Alec’s relationship with h
is father was more complicated: throughout his life, he would be torn between a gnawing hunger for Melville’s approval and resentment of his domineering manner. Melville Bell was an authoritarian parent, convinced that he knew what was best for his children. When the boys were young, they tiptoed around the house while their father was present. Elocution lessons provided Melville’s bread and butter; a steady stream of stutterers and mumblers arrived at his door, looking for help. Professor Bell corrected their speech problems and prepared students for public recitals. In 1860, he outlined his theories in The Standard Elocutionist, which also included several literary passages arranged for public performance. The book is said to have run to 168 printings in Britain and to have sold a quarter of a million copies in the United States by 1892. The author frequently boasted of his success, before grumbling that he had never received from his publishers the royalties he was owed. However, The Standard Elocutionist did give him the credibility to become a regular lecturer at the University of Edinburgh.

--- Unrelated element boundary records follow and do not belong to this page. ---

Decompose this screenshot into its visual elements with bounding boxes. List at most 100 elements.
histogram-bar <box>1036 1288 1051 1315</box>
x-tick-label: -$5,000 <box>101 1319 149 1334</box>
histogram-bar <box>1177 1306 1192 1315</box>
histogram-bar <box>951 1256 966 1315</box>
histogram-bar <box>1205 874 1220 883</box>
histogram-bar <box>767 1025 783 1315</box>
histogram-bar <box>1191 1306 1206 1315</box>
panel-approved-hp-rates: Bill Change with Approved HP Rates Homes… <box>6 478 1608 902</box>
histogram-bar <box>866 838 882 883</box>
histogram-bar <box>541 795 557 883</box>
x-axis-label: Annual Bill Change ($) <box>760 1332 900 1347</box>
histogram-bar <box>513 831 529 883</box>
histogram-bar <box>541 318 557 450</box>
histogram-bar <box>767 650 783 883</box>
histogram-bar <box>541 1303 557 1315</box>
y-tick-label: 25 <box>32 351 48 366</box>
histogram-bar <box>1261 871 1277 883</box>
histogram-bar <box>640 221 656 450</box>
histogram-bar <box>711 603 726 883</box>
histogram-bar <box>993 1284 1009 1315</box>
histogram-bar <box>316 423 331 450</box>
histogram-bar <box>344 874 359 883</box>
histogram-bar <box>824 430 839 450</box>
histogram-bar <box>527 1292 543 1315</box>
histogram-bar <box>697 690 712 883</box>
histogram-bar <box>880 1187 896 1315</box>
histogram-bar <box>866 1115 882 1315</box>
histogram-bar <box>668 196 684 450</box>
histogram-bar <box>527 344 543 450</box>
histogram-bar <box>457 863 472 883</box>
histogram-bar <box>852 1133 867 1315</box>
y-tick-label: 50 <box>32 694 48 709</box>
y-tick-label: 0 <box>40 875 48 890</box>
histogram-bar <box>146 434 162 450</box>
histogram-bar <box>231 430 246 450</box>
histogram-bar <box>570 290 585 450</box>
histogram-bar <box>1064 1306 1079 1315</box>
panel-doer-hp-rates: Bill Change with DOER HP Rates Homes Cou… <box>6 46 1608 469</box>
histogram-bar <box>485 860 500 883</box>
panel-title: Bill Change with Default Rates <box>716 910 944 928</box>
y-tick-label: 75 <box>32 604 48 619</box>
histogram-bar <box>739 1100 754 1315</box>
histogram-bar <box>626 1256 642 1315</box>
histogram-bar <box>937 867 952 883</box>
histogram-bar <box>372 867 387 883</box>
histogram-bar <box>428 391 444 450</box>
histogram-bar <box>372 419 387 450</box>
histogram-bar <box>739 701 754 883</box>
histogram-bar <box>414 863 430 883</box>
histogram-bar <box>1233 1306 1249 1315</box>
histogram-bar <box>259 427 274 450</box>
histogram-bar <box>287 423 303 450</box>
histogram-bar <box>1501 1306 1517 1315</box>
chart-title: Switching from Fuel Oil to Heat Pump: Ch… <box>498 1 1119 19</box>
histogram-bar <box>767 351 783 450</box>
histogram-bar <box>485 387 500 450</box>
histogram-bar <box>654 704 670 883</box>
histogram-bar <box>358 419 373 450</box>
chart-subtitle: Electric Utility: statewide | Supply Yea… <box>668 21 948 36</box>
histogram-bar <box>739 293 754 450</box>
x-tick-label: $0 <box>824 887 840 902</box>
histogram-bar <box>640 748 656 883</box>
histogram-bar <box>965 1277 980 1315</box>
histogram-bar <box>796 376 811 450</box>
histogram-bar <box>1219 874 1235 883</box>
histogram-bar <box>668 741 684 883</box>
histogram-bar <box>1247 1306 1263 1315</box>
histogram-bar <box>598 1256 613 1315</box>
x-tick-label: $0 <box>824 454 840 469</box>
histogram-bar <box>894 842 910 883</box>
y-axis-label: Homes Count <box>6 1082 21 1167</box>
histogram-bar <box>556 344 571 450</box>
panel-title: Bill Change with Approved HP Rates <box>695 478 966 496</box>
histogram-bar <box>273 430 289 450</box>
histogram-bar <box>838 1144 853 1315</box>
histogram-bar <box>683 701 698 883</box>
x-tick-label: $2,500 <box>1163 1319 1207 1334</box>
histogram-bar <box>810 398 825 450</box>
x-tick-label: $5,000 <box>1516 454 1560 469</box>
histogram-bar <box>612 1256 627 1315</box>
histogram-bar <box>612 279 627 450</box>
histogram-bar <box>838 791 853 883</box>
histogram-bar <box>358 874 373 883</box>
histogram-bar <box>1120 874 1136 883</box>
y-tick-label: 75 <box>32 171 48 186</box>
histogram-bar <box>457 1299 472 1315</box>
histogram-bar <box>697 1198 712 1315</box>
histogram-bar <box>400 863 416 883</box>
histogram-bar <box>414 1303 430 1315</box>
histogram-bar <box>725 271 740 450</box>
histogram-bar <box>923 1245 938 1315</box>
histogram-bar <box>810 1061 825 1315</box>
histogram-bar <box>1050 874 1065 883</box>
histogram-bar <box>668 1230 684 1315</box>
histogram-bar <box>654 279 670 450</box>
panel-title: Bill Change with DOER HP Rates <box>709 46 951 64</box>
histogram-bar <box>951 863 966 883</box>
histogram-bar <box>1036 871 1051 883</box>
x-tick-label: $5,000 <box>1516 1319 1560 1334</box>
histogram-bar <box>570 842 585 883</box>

Elocution lessons, however, were not Melville Bell’s abiding interest. He was particularly fascinated by phonetics—the way the human voice actually produces sounds. When young Alec stood outside his father’s study, he often heard the oddest grunts and hisses emanating from it. When he opened the door, he would find bushy-bearded Melville, his stern brow knit in concentration, staring at his reflection in the mirror as he contorted his tongue, jaw, and lips into strange expressions, uttered a sound, then made a rapid sketch of his mouth. Melville’s pride and joy was “Visible Speech,” a series of symbols he had developed to denote different sounds. The basic symbol for each consonant was a horseshoe curve, and that of a vowel a vertical line. How Melville wrote these symbols depended in each case on the particular action of the tongue, the breath, and the lips—so as he wrote, he would constantly emit different sounds and check his reflection. There were modifying symbols, such as hooks and crossbars, to signify particular vocal positions, and additional symbols for actions like suction and trilling. Melville Bell spent years cataloging every sound a human mouth could make and devising a way to put them on paper. The culmination of his work would be Visible Speech: The Science of Universal Alphabetics, which he would publish in 1867. Anyone who mastered his Visible Speech symbols, he claimed, could reproduce any sound exactly, even if he or she had never heard it before and had no clue what it meant.